Quality is more than just cost containment. Dennis Zink interviews Bob Theis, a SCORE mentor and quality expert, whose experience with quality standards at major corporations showed the correlation between quality, customer satisfaction and company success.
Published: Monday, June 9, 2014.
If you are over 40, you probably remember the story of the ill-fated Sony Betamax recording technology. Sony was the undisputed king of the electronics hill decades ago, with its Trinitron televisions and Walkman portable music players (forerunner to the iPod and other MP3 players). Sony created a concept it called time-shifting: Its Betamax equipment, for the first time, gave people the ability to record a TV program and watch it later. Betamax boasted two hours of recording on a tape cartridge. This was all well and good until Panasonic upped the game with six hours of recording using its VHS tapes. It was widely agreed that Betamax was a superior recording technology compared with VHS. To remain competitive, Betamax sold a contraption called a stacker. The stacker held four cartridges, giving it an eight-hour recording capability. There was only one problem: The stacker didn’t work very well — it jammed often and didn’t always eject. Customer complaints rolled in. According to Sony’s product manager at the time, Bob Theis, “We were arrogant in how we dealt with those customer complaints.” And we all know how that turned out.
Theis, a local SCORE mentor who lives in the Sarasota area, said he learned an important lesson, one he applied after he bought a 100-year-old company in Syracuse, New York, called JR Clancy. This company supplied everything used backstage in theaters and auditoriums, such as customized rigging and lighting. It had significant problems shipping orders that were correct, complete and fast. “We were missing on five out of six cylinders, and it was costing us a huge amount of money,” Theis said. “Customers would call and complain — it was frustrating.” He decided to use a quality standard, known as ISO — the French acronym for International Organization for Standardization — to improve the company’s performance. The particular standard Clancy used, ISO 9000, took the company 18 months to implement at a cost of approximately $250,000. Theis feels it was well worth it. “We had quality problems, we needed a framework,” he said. “We needed discipline, and it gives you that as well.”
Clancy began by identifying and writing down all company procedures and processes. Then it studied them to determine which worked well, what needed to be improved and if there were some things that were unnecessary and could be weeded out. Theis spent two months in the field, visiting customer’s job sites, dealers and installers, asking “What do you guys really need?” The answer that came back was, “You guys have to be on time, you have to be complete with your order, and the order has to be correct.” Clancy decided to treat its dealers, installers, its own employees and even its employees’ families as partners. The company took as its goal and motto “Make Our Partners Successful,” or MOPS. Clancy measured its performance on time, completeness correctness. “We became obsessive about tracking those metrics,” Theis said. Another important metric was partner satisfaction. Clancy measured this with feedback from field visits and questionnaires, and the company did everything it could to make its partners successful. “We turned over every process in our company, and we went deep-dive into it,” Theis said. “We looked at everything from how we address people when they call in to how we ship the box and what the box is going to look like when we ship it out. Every detail of our operations was defined. “Could you get by with something less? Sure you could, but we wanted to have absolutely everybody, every function, included in this. And to do that, you need the top management to be the real driving force.”

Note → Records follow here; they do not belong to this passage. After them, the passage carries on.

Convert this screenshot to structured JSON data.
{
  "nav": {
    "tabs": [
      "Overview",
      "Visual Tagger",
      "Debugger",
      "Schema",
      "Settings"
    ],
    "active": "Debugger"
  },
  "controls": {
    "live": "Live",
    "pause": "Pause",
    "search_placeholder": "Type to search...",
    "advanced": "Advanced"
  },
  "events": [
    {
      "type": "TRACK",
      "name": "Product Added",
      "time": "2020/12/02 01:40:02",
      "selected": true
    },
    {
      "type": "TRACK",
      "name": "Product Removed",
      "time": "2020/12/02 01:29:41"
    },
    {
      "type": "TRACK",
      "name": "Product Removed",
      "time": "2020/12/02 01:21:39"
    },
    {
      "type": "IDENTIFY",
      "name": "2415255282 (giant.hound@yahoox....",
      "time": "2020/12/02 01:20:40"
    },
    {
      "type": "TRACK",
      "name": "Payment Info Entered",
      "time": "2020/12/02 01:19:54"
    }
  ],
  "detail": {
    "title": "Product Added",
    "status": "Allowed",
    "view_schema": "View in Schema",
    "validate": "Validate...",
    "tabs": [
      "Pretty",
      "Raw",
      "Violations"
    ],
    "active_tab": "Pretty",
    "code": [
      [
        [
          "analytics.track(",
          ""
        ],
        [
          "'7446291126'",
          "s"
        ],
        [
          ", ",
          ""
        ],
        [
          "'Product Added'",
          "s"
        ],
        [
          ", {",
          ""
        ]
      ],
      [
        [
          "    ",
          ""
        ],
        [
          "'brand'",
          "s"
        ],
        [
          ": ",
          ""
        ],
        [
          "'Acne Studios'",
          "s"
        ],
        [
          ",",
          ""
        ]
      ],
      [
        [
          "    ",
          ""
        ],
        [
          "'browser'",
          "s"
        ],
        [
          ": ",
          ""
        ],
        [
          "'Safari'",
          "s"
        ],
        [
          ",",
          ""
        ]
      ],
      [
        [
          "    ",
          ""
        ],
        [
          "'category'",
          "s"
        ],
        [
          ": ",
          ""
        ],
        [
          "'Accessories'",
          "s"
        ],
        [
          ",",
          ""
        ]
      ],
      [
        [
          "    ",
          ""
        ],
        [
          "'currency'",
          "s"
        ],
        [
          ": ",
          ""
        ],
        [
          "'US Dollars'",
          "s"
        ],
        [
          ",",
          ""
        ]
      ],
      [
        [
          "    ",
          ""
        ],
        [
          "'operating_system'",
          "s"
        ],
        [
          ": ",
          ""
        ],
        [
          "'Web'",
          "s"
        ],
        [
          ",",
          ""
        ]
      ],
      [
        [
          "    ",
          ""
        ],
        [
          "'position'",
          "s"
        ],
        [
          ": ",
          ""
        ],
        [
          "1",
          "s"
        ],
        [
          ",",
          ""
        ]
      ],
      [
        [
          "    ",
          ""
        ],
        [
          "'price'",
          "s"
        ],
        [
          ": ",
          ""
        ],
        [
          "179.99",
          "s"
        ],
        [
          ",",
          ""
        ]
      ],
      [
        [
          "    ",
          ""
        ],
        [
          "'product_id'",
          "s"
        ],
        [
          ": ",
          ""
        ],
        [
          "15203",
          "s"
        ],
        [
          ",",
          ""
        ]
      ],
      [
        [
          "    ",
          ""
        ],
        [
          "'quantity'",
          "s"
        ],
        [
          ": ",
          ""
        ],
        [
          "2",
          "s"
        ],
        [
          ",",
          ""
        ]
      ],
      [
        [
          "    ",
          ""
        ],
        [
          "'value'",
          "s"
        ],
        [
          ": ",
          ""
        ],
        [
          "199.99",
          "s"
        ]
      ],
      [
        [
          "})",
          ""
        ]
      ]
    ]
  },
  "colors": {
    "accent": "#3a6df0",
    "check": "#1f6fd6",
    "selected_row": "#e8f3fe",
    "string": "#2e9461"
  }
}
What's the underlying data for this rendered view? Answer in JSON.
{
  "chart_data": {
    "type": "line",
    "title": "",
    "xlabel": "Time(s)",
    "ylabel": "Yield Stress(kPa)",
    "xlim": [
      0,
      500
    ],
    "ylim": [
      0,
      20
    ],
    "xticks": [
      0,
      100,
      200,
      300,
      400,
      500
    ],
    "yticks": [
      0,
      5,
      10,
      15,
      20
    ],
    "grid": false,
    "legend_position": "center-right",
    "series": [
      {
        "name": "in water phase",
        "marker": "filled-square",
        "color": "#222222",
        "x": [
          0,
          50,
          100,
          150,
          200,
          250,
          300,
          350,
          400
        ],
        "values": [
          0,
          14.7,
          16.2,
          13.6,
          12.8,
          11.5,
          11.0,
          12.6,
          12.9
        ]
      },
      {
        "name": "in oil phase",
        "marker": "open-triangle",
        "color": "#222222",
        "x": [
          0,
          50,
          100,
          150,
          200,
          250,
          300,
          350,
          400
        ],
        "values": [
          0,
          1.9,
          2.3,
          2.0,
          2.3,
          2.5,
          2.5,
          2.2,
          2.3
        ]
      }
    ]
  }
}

Theis developed a program he called The Extraordinary Guarantee, which essentially said: “We are 100 percent committed to the on-time, complete and correct shipment of your equipment. If you feel we have not met this commitment in any way and that has caused you to spend additional time or money, then please attach a note with a brief explanation and deduct your cost from this invoice when you send in your payment.” That guarantee was printed at the bottom of each invoice, on price sheets and in emails that were sent out to all of Clancy’s dealer partners. “We had a logo made, and we marketed based on it,” Theis said. Of course, someone would immediately contact the customer to resolve the situation if a problem did occur.
“Our sales, our profits, our backlog exploded. We were on ‘Inc.’ magazine’s List of Fastest Growing Companies two years in a row, and I’m certain that the sale of my company in 2011 was helped because we were now a quality company.”